The best places to eat, stay, shop and visit in the South West

Selena Young discovers The Alverton, a historic hotel with good cooking in the heart of the Cornish capital

What’s the draw?

Many of us will have been stung by an unfortunate Airbnb experience – forgetting to tick ‘entire home’ and kipping in someone’s garage springs to mind (yes, really). So it was while staying at The Alverton that I was reminded of the reliability, hospitable charm and inviting extras that quality hotels deliver.

Homestay apps have their place, of course, but there’s no denying that hotels like The Alverton reign supreme for a city break, especially when they have a Trencherman’s Guide-rated/two-AA-rosette restaurant in-house. Good luck finding that in a holiday rental.

The Alverton is hidden away on the edge of the Cornish capital, and reached by a steep winding driveway that dramatically reveals the Grade II*-listed building as you emerge at the top. Its historic backstory – it was a convent as well as the home of William Tweedy, president of the RHS – is evident in period features such as a bell tower and mullion windows, and in the mature gardens that encircle the building.

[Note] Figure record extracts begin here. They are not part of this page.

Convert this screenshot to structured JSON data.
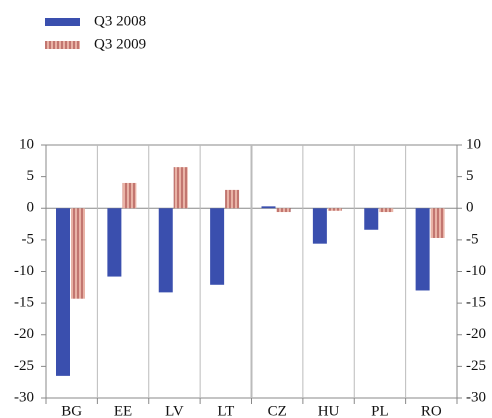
{
  "chart_data": {
    "type": "bar",
    "categories": [
      "BG",
      "EE",
      "LV",
      "LT",
      "CZ",
      "HU",
      "PL",
      "RO"
    ],
    "series": [
      {
        "name": "Q3 2008",
        "color": "#3a4fae",
        "values": [
          -26.5,
          -10.8,
          -13.3,
          -12.1,
          0.3,
          -5.6,
          -3.4,
          -13.0
        ]
      },
      {
        "name": "Q3 2009",
        "color": "#e9b3a6",
        "pattern": "stripes",
        "stripe_color": "#9a3a3a",
        "values": [
          -14.3,
          4.0,
          6.5,
          2.9,
          -0.6,
          -0.4,
          -0.6,
          -4.7
        ]
      }
    ],
    "ylim": [
      -30,
      10
    ],
    "yticks": [
      -30,
      -25,
      -20,
      -15,
      -10,
      -5,
      0,
      5,
      10
    ],
    "right_axis": true,
    "grid": false
  }
}
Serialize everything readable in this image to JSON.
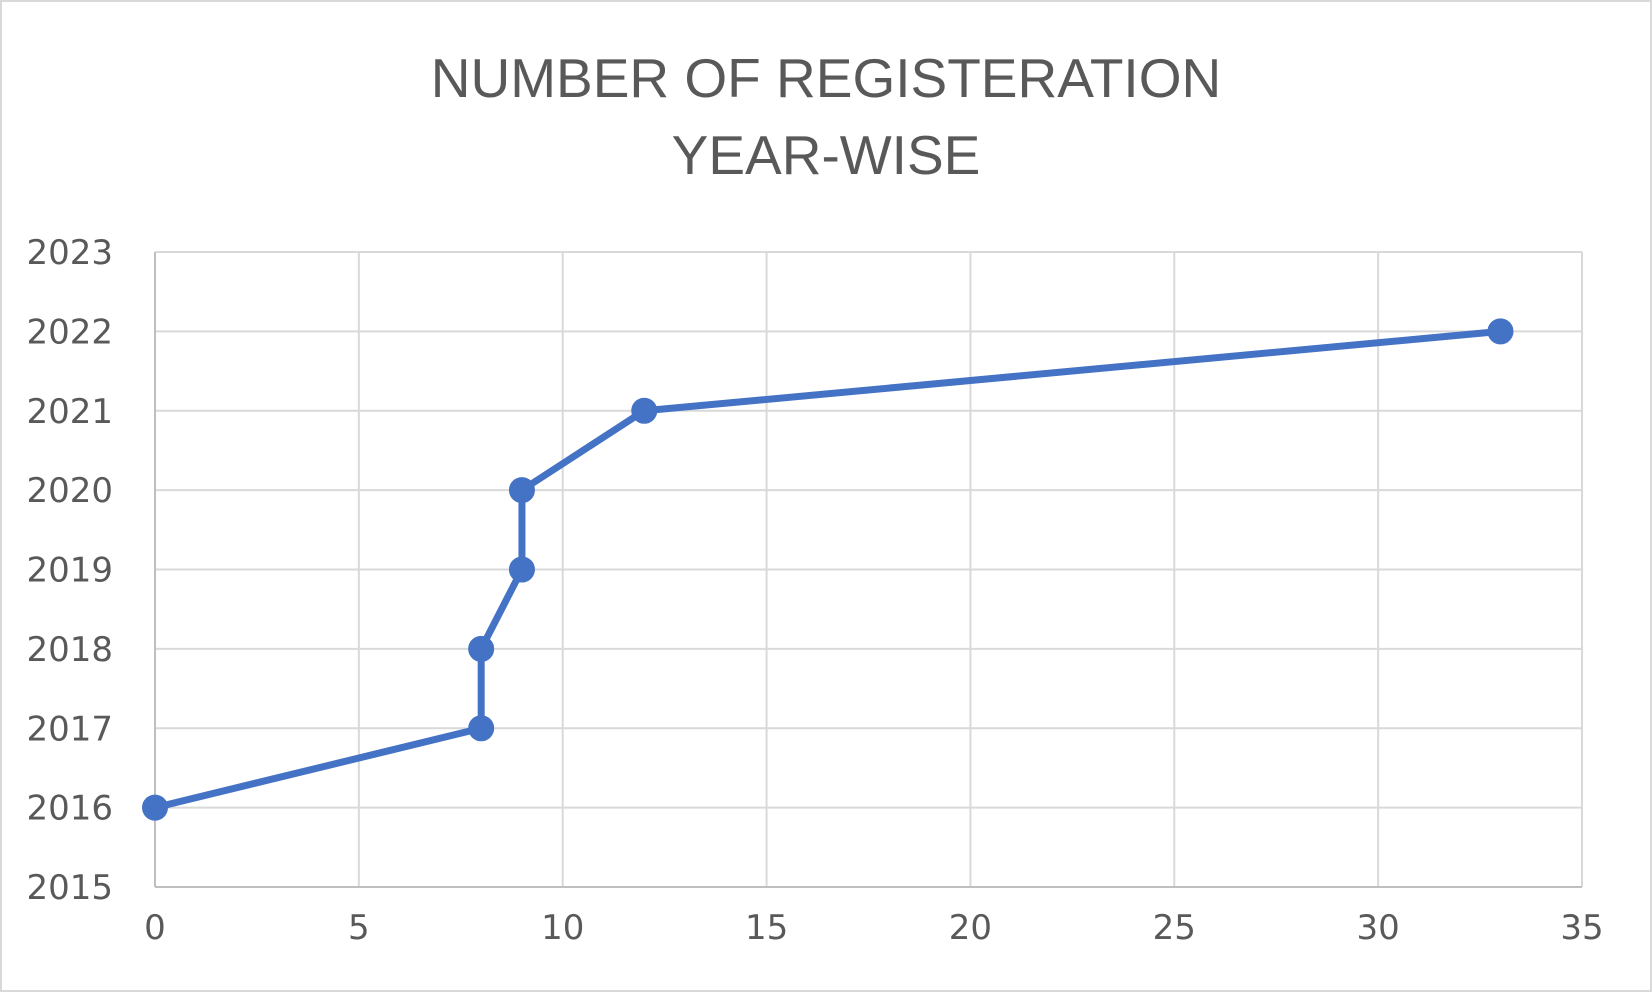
{
  "chart_data": {
    "type": "line",
    "title_lines": [
      "NUMBER OF REGISTERATION",
      "YEAR-WISE"
    ],
    "xlabel": "",
    "ylabel": "",
    "xlim": [
      0,
      35
    ],
    "ylim": [
      2015,
      2023
    ],
    "x_ticks": [
      "0",
      "5",
      "10",
      "15",
      "20",
      "25",
      "30",
      "35"
    ],
    "y_ticks": [
      "2015",
      "2016",
      "2017",
      "2018",
      "2019",
      "2020",
      "2021",
      "2022",
      "2023"
    ],
    "grid": true,
    "legend": "none",
    "series": [
      {
        "color": "#4472c4",
        "points": [
          {
            "x": 0,
            "y": 2016
          },
          {
            "x": 8,
            "y": 2017
          },
          {
            "x": 8,
            "y": 2018
          },
          {
            "x": 9,
            "y": 2019
          },
          {
            "x": 9,
            "y": 2020
          },
          {
            "x": 12,
            "y": 2021
          },
          {
            "x": 33,
            "y": 2022
          }
        ]
      }
    ]
  }
}
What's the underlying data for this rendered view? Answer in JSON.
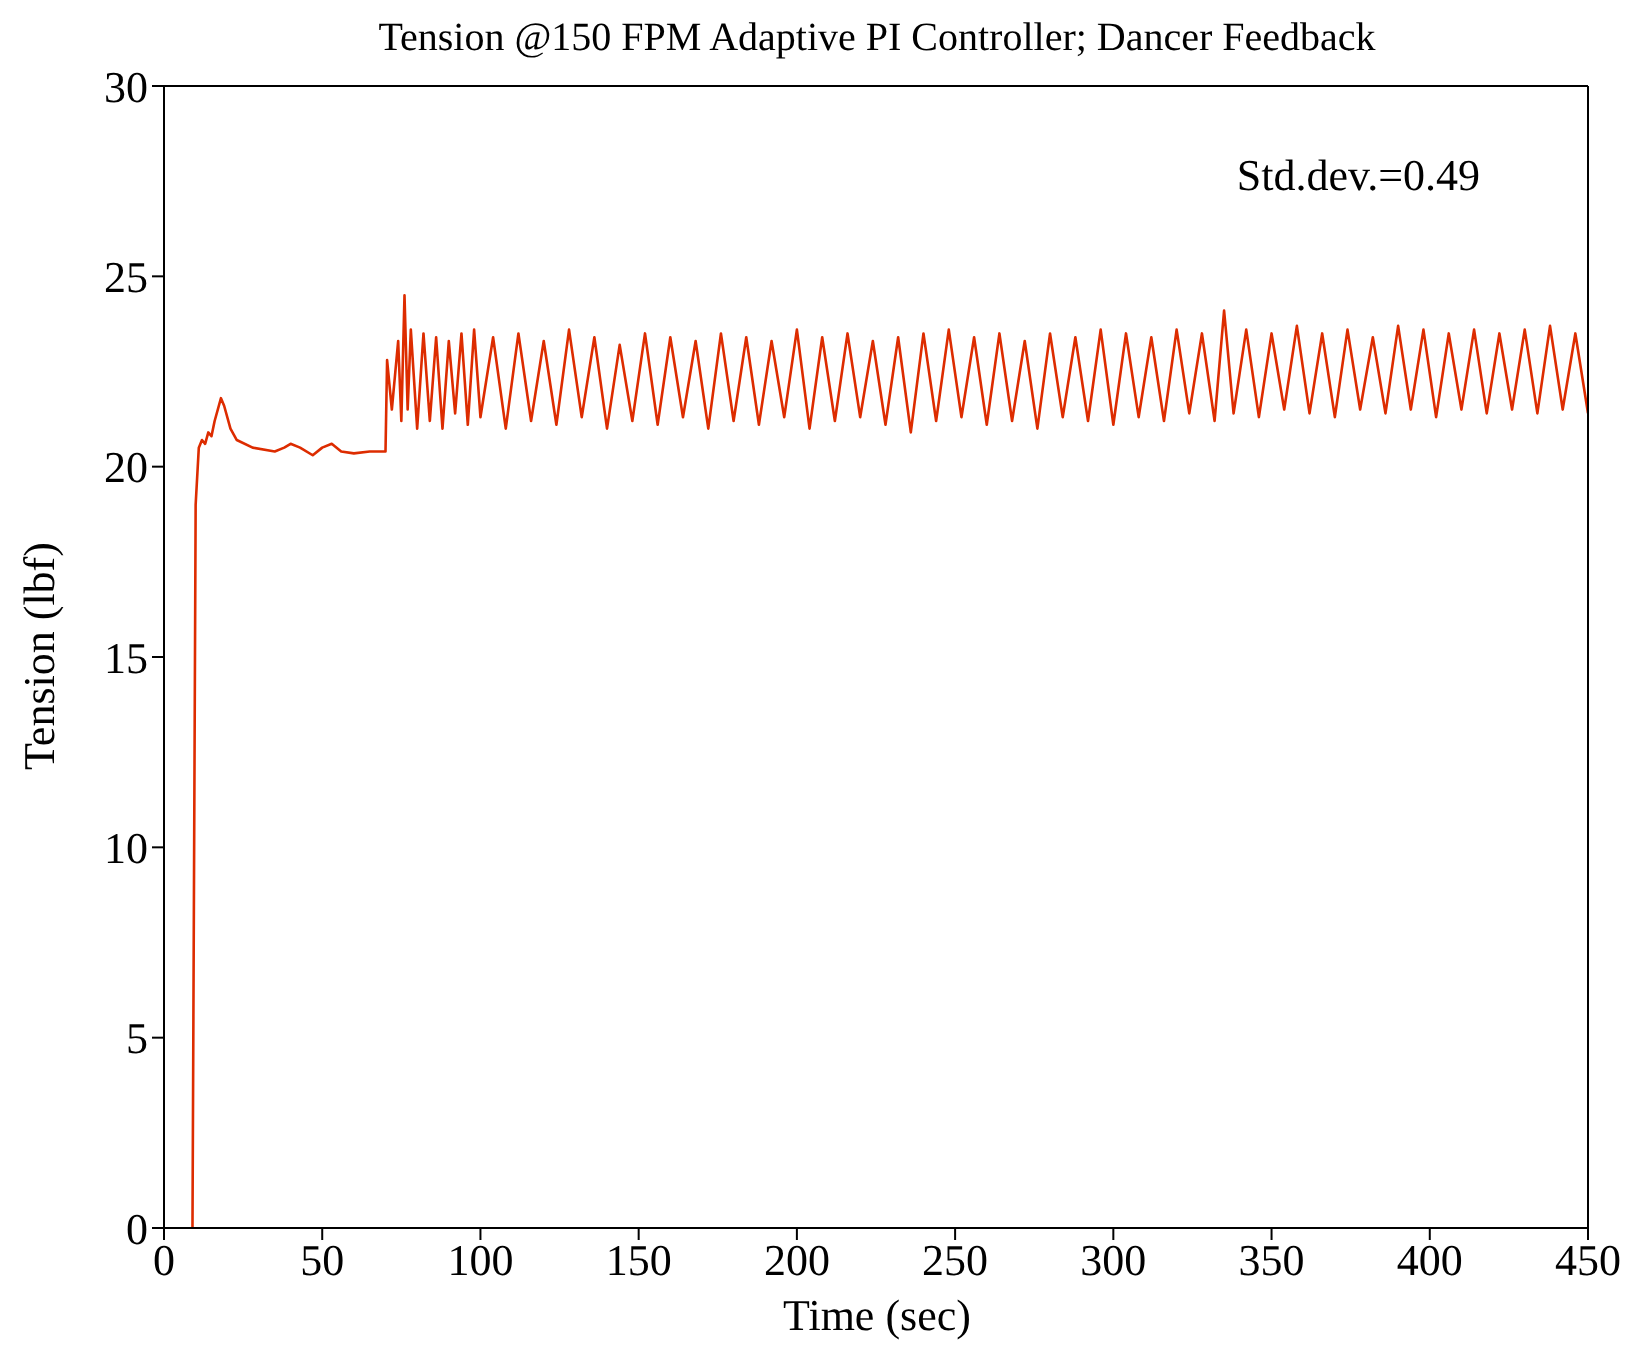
{
  "chart_data": {
    "type": "line",
    "title": "Tension @150 FPM Adaptive PI Controller; Dancer Feedback",
    "xlabel": "Time (sec)",
    "ylabel": "Tension (lbf)",
    "annotations": [
      "Std.dev.=0.49"
    ],
    "xlim": [
      0,
      450
    ],
    "xticks": [
      0,
      50,
      100,
      150,
      200,
      250,
      300,
      350,
      400,
      450
    ],
    "ylim": [
      0,
      30
    ],
    "yticks": [
      0,
      5,
      10,
      15,
      20,
      25,
      30
    ],
    "marker": "none",
    "line_style": "solid",
    "series": [
      {
        "color": "#dd2c00",
        "x": [
          9,
          10,
          11,
          12,
          13,
          14,
          15,
          16,
          18,
          19,
          21,
          23,
          28,
          35,
          38,
          40,
          43,
          47,
          50,
          53,
          56,
          60,
          65,
          69,
          70,
          70.5,
          72,
          74,
          75,
          76,
          77,
          78,
          80,
          82,
          84,
          86,
          88,
          90,
          92,
          94,
          96,
          98,
          100,
          104,
          108,
          112,
          116,
          120,
          124,
          128,
          132,
          136,
          140,
          144,
          148,
          152,
          156,
          160,
          164,
          168,
          172,
          176,
          180,
          184,
          188,
          192,
          196,
          200,
          204,
          208,
          212,
          216,
          220,
          224,
          228,
          232,
          236,
          240,
          244,
          248,
          252,
          256,
          260,
          264,
          268,
          272,
          276,
          280,
          284,
          288,
          292,
          296,
          300,
          304,
          308,
          312,
          316,
          320,
          324,
          328,
          332,
          335,
          338,
          342,
          346,
          350,
          354,
          358,
          362,
          366,
          370,
          374,
          378,
          382,
          386,
          390,
          394,
          398,
          402,
          406,
          410,
          414,
          418,
          422,
          426,
          430,
          434,
          438,
          442,
          446,
          450
        ],
        "values": [
          0,
          19.0,
          20.5,
          20.7,
          20.6,
          20.9,
          20.8,
          21.2,
          21.8,
          21.6,
          21.0,
          20.7,
          20.5,
          20.4,
          20.5,
          20.6,
          20.5,
          20.3,
          20.5,
          20.6,
          20.4,
          20.35,
          20.4,
          20.4,
          20.4,
          22.8,
          21.5,
          23.3,
          21.2,
          24.5,
          21.5,
          23.6,
          21.0,
          23.5,
          21.2,
          23.4,
          21.0,
          23.3,
          21.4,
          23.5,
          21.1,
          23.6,
          21.3,
          23.4,
          21.0,
          23.5,
          21.2,
          23.3,
          21.1,
          23.6,
          21.3,
          23.4,
          21.0,
          23.2,
          21.2,
          23.5,
          21.1,
          23.4,
          21.3,
          23.3,
          21.0,
          23.5,
          21.2,
          23.4,
          21.1,
          23.3,
          21.3,
          23.6,
          21.0,
          23.4,
          21.2,
          23.5,
          21.3,
          23.3,
          21.1,
          23.4,
          20.9,
          23.5,
          21.2,
          23.6,
          21.3,
          23.4,
          21.1,
          23.5,
          21.2,
          23.3,
          21.0,
          23.5,
          21.3,
          23.4,
          21.2,
          23.6,
          21.1,
          23.5,
          21.3,
          23.4,
          21.2,
          23.6,
          21.4,
          23.5,
          21.2,
          24.1,
          21.4,
          23.6,
          21.3,
          23.5,
          21.5,
          23.7,
          21.4,
          23.5,
          21.3,
          23.6,
          21.5,
          23.4,
          21.4,
          23.7,
          21.5,
          23.6,
          21.3,
          23.5,
          21.5,
          23.6,
          21.4,
          23.5,
          21.5,
          23.6,
          21.4,
          23.7,
          21.5,
          23.5,
          21.4
        ]
      }
    ]
  }
}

We stayed in a suite in the hotel’s courtyard, one of a secluded complex of guestrooms that blend old with new in heavenly style. Arched windows and exposed stonework and beams made a characterful counterbalance to plush fabrics, a swan-dive-deserving king-size bed and a freestanding copper tub, which gleamed in the light streaming through stained-glass windows.

Cooking creds

Exec chef Nick Hodges and head chef Ollie Wyatt are the talented duo who ensure the à la carte menu is flush with seasonal Cornish fare.

The Alverton seafood

What to order?

Our dining experience kicked off at the bar with a Cornish Negroni and a local ale, although on balmy evenings the terrace is the best spot for an aperitif.

A starter of scorched mackerel served with a piquant rhubarb chutney and pickled vegetables was a taste of the pleasures to come. Just as beautifully executed was a dish of chilled Creedy Carver duck breast on a bed of rice noodles, dressed in a chilli and coriander dressing with toasted peanuts.

There’s a popular notion that fish tastes better by the sea, but our catch-of-the-day main of pan-roasted grey mullet with a side of crisp monkfish cheek challenged that contention. Served with smoked leeks and a buttery sauce, the meatiness of the monkfish made a delicious contrast to the delicate mullet. Sea views are nice but those monkfish cheeks were nicer.

The indulgent finale included a chilled chocolate and sea-salt caramel fondant with malted ice cream and raspberry jus, and a summery, wicked-sharp passionfruit cheesecake.

Need to know

The hotel hosts lots of interesting events including regular live music on the terrace in summer, themed balls, festivals, chef tasting evenings and special afternoon teas.